Les recommandations des membres du Service médico-social, Responsables Départementaux du Service de Promotion de la Santé en Faveur des Elèves de l'Inspection Académique du val d'Oise, lors d'une réunion du 27 avril 2009, montrent une difficulté d'harmonisation entre l'orientation pédagogique et l'orientation médico-sociale qui sont pourtant complémentaires.

Le médecin souligne les dangers d'un bilan en orthophonie précipité qui aurait court-circuitée les précautions d'usages.
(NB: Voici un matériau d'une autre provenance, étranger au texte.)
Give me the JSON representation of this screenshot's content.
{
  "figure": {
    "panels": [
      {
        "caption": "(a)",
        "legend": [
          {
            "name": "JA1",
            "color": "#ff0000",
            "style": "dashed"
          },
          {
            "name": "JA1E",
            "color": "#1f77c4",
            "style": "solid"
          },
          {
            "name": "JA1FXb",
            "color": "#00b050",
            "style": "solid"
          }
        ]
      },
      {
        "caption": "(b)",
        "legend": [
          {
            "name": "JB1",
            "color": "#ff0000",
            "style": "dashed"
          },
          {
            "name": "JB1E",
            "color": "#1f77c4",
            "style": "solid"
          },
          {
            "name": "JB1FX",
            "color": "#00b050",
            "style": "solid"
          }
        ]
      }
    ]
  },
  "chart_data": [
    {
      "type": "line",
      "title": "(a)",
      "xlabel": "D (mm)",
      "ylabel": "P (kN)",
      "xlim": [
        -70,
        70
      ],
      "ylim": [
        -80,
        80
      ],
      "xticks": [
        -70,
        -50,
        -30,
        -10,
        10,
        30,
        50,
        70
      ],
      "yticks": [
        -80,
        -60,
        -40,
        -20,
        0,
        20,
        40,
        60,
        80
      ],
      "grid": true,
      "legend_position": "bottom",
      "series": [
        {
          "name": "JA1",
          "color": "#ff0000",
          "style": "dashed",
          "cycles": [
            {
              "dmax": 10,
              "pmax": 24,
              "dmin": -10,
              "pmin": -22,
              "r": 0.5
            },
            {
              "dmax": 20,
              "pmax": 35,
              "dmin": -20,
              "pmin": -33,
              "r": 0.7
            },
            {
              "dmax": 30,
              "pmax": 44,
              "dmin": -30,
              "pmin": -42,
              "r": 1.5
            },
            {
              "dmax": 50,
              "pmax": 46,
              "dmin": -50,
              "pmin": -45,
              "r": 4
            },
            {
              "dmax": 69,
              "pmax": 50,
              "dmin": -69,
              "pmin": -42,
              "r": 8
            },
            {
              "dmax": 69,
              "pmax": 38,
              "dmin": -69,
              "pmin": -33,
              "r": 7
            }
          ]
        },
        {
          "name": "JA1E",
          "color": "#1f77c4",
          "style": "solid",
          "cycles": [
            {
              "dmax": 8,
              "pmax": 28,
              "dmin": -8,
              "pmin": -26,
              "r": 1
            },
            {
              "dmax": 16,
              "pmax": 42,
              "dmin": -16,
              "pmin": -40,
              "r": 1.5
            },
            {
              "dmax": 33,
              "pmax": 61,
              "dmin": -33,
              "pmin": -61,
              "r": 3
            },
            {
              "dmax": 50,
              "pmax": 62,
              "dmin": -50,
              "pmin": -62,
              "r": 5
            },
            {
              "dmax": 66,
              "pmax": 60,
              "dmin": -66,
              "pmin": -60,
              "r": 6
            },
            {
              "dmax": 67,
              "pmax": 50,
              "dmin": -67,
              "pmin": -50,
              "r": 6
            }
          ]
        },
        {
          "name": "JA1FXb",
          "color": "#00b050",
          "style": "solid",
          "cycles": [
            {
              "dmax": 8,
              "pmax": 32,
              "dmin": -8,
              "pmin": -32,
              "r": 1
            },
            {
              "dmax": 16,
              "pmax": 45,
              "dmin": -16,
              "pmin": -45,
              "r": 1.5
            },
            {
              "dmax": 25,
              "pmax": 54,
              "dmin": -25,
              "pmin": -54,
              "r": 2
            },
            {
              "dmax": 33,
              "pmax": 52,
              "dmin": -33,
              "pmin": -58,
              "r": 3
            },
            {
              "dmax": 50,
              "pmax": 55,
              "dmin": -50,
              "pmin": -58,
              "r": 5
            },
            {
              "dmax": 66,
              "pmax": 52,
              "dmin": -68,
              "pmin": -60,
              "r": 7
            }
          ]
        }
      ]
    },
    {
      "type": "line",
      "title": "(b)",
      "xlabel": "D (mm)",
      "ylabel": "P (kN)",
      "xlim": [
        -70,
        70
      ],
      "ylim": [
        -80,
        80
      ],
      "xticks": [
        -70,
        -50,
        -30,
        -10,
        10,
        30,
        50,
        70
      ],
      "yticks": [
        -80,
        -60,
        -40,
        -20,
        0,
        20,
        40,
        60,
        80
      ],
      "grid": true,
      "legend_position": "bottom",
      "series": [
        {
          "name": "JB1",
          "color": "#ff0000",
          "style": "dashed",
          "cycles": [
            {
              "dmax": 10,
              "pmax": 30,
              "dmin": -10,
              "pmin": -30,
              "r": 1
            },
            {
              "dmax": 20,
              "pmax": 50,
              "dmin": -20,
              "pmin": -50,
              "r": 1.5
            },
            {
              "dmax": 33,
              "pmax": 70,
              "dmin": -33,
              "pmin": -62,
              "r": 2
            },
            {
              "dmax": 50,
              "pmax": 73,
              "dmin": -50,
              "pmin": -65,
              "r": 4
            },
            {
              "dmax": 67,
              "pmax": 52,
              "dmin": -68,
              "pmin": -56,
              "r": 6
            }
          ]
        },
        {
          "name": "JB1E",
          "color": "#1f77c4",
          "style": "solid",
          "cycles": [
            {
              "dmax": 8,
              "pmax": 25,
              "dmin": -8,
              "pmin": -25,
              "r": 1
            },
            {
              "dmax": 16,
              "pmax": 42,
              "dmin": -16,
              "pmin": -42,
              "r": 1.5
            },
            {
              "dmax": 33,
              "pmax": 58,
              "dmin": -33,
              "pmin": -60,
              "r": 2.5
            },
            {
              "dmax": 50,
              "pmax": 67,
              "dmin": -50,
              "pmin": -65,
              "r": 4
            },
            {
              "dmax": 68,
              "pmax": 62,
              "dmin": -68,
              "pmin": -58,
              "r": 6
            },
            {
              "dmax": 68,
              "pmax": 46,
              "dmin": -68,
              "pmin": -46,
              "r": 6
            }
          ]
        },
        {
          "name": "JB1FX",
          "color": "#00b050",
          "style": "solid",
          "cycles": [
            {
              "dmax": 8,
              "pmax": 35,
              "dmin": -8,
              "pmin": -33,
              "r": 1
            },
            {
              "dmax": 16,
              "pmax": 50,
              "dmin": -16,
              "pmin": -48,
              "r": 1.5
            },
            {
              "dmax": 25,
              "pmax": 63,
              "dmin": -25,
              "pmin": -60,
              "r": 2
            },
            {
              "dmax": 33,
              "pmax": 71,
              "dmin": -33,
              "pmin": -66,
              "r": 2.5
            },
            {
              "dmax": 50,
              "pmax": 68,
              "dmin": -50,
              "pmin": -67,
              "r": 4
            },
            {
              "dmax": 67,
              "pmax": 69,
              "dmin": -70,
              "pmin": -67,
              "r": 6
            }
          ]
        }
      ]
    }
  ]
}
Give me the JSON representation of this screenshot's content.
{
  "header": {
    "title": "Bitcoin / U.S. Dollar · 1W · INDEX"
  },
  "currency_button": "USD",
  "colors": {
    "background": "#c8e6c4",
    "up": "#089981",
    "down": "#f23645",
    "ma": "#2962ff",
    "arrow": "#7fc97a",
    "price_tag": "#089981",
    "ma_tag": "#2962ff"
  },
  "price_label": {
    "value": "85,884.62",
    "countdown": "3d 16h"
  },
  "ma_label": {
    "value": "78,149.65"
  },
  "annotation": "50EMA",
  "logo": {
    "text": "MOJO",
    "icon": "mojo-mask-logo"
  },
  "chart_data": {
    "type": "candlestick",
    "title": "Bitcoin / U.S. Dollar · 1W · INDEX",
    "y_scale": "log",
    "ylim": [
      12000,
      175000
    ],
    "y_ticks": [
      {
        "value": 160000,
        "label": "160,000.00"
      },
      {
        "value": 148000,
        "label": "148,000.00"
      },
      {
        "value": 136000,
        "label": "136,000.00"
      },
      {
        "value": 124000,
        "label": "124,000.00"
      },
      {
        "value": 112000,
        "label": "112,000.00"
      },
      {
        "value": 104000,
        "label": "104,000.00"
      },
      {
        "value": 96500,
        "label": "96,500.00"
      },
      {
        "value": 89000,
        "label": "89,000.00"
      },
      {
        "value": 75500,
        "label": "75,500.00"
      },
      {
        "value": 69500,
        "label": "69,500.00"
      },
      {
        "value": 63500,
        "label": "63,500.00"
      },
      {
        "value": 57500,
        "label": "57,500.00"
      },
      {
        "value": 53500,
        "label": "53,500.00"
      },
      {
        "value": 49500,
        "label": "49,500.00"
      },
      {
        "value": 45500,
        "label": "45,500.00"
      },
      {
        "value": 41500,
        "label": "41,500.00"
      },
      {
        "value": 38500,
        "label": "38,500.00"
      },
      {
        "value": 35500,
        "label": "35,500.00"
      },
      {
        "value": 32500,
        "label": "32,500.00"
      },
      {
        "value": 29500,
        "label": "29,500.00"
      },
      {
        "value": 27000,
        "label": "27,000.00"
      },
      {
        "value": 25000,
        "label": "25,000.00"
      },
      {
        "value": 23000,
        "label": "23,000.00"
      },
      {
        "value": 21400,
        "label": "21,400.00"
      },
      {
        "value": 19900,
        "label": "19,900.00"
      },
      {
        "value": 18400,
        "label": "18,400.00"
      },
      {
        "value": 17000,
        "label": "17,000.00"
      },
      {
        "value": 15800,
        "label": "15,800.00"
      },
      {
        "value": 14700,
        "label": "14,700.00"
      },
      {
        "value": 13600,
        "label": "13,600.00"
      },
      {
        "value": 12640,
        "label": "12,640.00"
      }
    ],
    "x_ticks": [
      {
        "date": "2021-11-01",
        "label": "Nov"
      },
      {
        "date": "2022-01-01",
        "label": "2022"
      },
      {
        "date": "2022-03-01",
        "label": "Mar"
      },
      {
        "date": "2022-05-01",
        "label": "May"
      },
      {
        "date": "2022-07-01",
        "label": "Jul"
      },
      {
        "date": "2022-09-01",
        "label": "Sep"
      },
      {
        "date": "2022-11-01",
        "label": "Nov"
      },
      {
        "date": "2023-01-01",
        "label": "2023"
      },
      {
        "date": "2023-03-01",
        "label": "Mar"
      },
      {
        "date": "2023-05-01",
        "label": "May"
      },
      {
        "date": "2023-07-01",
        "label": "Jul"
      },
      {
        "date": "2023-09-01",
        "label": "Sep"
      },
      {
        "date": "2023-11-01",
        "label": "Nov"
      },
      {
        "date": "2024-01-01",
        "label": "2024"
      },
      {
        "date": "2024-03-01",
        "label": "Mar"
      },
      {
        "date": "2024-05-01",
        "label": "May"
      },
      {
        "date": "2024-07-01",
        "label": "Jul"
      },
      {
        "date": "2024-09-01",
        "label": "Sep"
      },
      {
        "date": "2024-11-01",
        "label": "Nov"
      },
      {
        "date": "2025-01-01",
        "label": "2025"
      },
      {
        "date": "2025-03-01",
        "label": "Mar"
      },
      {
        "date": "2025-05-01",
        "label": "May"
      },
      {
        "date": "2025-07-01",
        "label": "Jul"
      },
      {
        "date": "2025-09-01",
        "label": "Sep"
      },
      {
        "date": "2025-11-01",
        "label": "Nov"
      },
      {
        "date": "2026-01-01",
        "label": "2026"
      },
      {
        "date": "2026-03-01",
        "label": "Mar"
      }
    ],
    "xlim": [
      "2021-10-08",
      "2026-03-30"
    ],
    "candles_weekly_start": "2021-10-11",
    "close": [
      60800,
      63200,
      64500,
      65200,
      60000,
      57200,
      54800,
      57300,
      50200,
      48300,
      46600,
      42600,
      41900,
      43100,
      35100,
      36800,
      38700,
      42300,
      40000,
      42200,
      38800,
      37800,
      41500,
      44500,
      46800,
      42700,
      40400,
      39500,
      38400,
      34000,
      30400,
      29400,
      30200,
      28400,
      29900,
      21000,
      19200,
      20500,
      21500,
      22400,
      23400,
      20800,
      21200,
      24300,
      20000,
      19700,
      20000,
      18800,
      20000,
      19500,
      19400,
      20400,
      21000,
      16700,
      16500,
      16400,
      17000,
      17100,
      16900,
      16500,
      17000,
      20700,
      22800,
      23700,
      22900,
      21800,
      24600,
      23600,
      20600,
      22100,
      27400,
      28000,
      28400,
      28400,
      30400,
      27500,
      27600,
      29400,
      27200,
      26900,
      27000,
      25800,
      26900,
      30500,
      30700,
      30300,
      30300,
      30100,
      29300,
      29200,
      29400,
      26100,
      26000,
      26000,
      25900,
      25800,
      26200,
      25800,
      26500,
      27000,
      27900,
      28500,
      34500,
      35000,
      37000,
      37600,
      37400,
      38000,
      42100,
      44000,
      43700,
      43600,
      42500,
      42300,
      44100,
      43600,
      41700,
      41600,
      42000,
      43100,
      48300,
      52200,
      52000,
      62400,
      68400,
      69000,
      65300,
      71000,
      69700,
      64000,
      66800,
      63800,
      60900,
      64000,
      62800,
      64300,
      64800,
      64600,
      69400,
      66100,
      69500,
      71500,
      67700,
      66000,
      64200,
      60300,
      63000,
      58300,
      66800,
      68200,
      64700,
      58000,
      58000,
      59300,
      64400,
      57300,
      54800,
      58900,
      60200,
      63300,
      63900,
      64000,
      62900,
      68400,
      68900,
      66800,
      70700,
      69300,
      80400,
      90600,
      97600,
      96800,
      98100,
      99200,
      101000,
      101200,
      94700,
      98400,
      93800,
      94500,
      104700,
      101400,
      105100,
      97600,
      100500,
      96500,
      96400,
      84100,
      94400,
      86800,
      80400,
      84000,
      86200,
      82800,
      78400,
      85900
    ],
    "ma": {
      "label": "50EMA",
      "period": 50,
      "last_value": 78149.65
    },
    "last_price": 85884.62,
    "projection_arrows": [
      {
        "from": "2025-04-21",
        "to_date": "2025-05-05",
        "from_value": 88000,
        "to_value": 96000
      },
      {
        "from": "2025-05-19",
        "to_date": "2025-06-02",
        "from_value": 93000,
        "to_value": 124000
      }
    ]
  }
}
Notre partenariat avec l'enseignante du RAR de Lurçat tient bien évidemment compte des règles de l'équipe éducative du collège.

Le médecin préconise une lourde prise en charge de l'élève avant de considérer une prescription de bilan en orthophonie pour l’élève.

La précédente responsable avait une approche plus partenariale et cherchait à optimiser les moyens en s'appuyant sur des compétences associées.

Les techniciennes de l'Inspection Académique nous ont orienté vers le PRE : "faire du repérage à l'intérieur des établissements scolaires, le chef d'établissement fait le lien entre la famille et la Mairie... Si vous respectez l'accord de la famille et la prise en charge par la Mairie... vous pouvez travailler avec les professionnels en dehors."

Il semble intéressant de mettre en place une convention avec l’Education Nationale qui faciliterait la continuité du travail hors les murs scolaires respectant une charte de confidentialité.

La différence d'appréciation entre l'éthique de travail à l'intérieur de l'établissement scolaire et celle à l'extérieur semble liée à des considérations d'ordre juridique.